Although his popular fame rests on three large-scale ballets, Stravinsky wrote an enormous number of miniatures. I suppose only true aficionados can keep them straight. If you asked me to identify the Four Etudes blind, I certainly couldn't. Here they receive appropriately ironic readings in Boulez's familiar watchmakr preciseness. A tangy fillip.
The main course, the complete score to Pulcinella, is quite tricky to bring off, and there are few really convincing readings (the composer's mono version from Cleveland is one--it can be found in Sony's big box of the composer's works conducted by him). As with Baiser de la fee, which sounds so much like Tchaikovsky that it's hard to know whether it should be conducted as Tchaikovsky, this pastiche of music that Stravinsky mistakenly thought was by Pergolesi (a musicology tale too tedious to recount) sounds so Neapolitan that it's tempting to mkae it sound like bumptious commedia dell' arte. If you try it the other way, in Stravinsky's dry, detached style, I don't think it works at all.
The composer solved the dilemma, unexpectedly, by going in the first direction, but Boulez's reading is sober and civilized, without any touch of the carnival. Too bad, since the reading is so clean and carefuly shaped. Would we expect anything less? Even the dull Riccardo Chailly manages to add more verve to the score. As far as the singers go, they are fine technically but sound drab against Boulez's emotionally inert background.
All in all, I will stick with the composer and Claudio Abbado in this delightful work, which so many conductors seem to appraoch without delight."
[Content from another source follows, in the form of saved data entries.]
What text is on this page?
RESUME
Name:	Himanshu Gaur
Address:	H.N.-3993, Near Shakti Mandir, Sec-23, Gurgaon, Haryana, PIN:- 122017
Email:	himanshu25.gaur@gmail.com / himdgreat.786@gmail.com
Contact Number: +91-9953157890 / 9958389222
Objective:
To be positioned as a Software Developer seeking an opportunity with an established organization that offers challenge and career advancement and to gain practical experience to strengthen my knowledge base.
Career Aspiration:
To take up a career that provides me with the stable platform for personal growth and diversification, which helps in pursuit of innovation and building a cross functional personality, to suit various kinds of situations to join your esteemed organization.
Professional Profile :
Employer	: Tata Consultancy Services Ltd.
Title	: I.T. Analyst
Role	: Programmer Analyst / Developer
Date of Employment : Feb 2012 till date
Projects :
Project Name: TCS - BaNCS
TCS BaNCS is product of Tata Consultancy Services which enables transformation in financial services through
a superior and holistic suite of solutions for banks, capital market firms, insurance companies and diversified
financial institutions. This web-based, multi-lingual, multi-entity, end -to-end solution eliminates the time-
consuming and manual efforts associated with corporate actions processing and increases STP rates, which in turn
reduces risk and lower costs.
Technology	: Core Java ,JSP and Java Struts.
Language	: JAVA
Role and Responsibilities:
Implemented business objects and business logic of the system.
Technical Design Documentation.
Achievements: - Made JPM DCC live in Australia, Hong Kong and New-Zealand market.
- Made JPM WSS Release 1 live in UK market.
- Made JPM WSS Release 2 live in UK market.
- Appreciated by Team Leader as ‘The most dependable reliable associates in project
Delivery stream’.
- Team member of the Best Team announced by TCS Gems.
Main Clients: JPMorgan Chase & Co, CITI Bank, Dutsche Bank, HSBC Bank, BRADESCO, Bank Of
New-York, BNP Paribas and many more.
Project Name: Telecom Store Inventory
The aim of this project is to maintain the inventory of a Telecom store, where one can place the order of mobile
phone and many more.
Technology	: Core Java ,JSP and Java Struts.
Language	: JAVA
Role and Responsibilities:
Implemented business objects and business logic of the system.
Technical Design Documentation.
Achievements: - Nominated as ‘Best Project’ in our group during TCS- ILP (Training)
Have fun with this toy at home
Dean Frey | Red Deer, AB CANADA | 02/25/2010
(5 out of 5 stars)
"I found Phillip Huscher's interview with conductor Pierre Boulez, included in the booklet of this new CD on the Chicago Symphony's CSO Resound label, to be very illuminating. Boulez isn't at all shy about expressing his dislike for Stravinsky's neo-classical music, but he makes an exception for a work written in 1919. "Pulcinella is a different matter," he says, "because Pulcinella is a game." If so, this is a game that Boulez and his outstanding musicians play better than anyone. Recorded live at Chicago's Symphony Center exactly one year ago (February & March, 2009), this music just about jumps off the disc, it's so alive, so life-like, so real. Boulez and his crew have a number of advantages. First of all, they're recording the complete score of the ballet, rather than the better-known suite. Secondly, the music is recorded live over a number of performances, so we have the best combination of being-at-the-concert excitement and technical perfection. And thirdly, the producer, engineer, and post-production staff have assembled an amazingly life-like sound world on the hybrid SACD disc. "Pulcinella is a work I like to conduct, because it's like a toy within your hands" says Boulez. Listening to this disc in a good surround-sound setup is like playing with that toy at home. [Figures sold separately].
I've focused on Pulcinella, which I love, and which takes up the bulk of this disc. But I'm just as impressed with the 1945 Symphony in Three Movements and the 1929 orchestral arrangement of the Four Etudes. This is very highly recommended!"